Dimensions: 83″ by 59.5″ as framed

Description:  This is one of the best colchas both in regard to museums and private holdings.  Likely used as a bedspread for a Spanish Colonial household in what is now New Mexico, its delicate designs, it’s early date (circa 1800 – 1850),  and its execution puts it at the top of the chart.

The book Rio Grande Textiles, complied and edited by Nora Fisher, has an example by the same hand. In the article titled Colcha Embroidery, Plate 106, shows the textile and elements such as deer, paisleys, leaves and flowers that are all the same with this example.

Here we have wool embroidery on a cotton plain weave base in two sections with a seam off of center.  The wool embroidery yarns are all natural dyes. The colors are deep blue (indigo), red/pink (cochineal and or lac), gold, bronze, and brown.  The pink/red, gold and bronze yarns appear to be unraveled from cloth.  The indigo and brown yarns appear to be hand spun.

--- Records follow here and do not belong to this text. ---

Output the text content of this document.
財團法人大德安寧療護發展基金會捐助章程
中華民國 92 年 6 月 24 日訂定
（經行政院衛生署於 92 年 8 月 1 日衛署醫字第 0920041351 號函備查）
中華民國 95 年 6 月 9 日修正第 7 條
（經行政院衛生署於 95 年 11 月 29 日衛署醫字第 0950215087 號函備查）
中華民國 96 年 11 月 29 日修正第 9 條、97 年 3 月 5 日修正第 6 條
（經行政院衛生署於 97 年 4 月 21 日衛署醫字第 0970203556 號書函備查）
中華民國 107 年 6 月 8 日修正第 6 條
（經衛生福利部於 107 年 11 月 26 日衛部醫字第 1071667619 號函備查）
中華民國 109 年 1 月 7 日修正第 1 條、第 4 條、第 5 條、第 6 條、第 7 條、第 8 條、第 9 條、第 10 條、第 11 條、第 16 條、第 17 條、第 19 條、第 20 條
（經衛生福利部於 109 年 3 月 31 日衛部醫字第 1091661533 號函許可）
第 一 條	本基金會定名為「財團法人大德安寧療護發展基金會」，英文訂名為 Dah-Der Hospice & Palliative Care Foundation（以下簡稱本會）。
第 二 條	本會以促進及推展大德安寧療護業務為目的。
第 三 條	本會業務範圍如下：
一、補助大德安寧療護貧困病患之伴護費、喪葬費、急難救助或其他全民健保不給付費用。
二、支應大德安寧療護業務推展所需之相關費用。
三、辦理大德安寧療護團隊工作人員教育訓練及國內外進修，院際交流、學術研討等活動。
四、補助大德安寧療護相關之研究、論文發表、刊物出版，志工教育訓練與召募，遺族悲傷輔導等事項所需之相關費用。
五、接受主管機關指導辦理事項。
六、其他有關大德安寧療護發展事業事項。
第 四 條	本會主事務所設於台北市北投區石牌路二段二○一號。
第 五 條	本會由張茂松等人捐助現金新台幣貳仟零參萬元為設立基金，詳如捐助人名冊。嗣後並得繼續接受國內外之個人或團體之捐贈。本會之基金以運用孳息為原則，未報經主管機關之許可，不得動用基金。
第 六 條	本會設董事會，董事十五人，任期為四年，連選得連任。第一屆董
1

The design is based on colchas made in Mexico from the 18th and early 19th centuries.  Here, the designs are based on a bordering system that layers into the center.  The center here is built up of three flowers lined up in a row. The most inner border outside from these 3 flowers is a ring of small flowers all of mixed colors.  The following border is a ring of 16 deer all in a running stance and all of multiple colors. The remaining 5 borders are a mixture of flowers/leaves and paisleys all alternating in similar but varying patterns.

Provenance:  Purchased from either the son or grandson of Rowena Matteson Martinez (1909 – 2000) of Taos, NM. Rowena acquired this colcha either from her first husband Ralph Meyers (1885 – 1948),  or her second husband J. Paul Martinez.  Ralph was a Taos artist and trading post entrepreneur. He was responsible for creating the first Taos trading post, El Rincon, of Native American objects coming out of the Pueblos and entering the commercial market. El Rincon Trading Post is a historic shop still located in downtown Taos.  J. Paul Martinez was a descendant of the Martinez family that created and owned the Hacienda de los Martinez outside of Taos and which is now a museum.

El Ricon had a museum as a part of the trading post and this colcha, along with many other objects, were displayed there.  It is not clear if this colcha came out of the Ralph Meyers collection or from the Martinez hacienda.  Either path is full of important, New Mexican history.  Rowena, as written in her obituary, was called the “First Lady of the West” and was a close friend of many of the most infamous Taos luminaries.

Condition:  Holes throughout the cotton base, but the imagery remains mostly intact. The entire colcha has been carefully sewn onto a matching, cotton plain weave backing which is then stretched on a solid frame.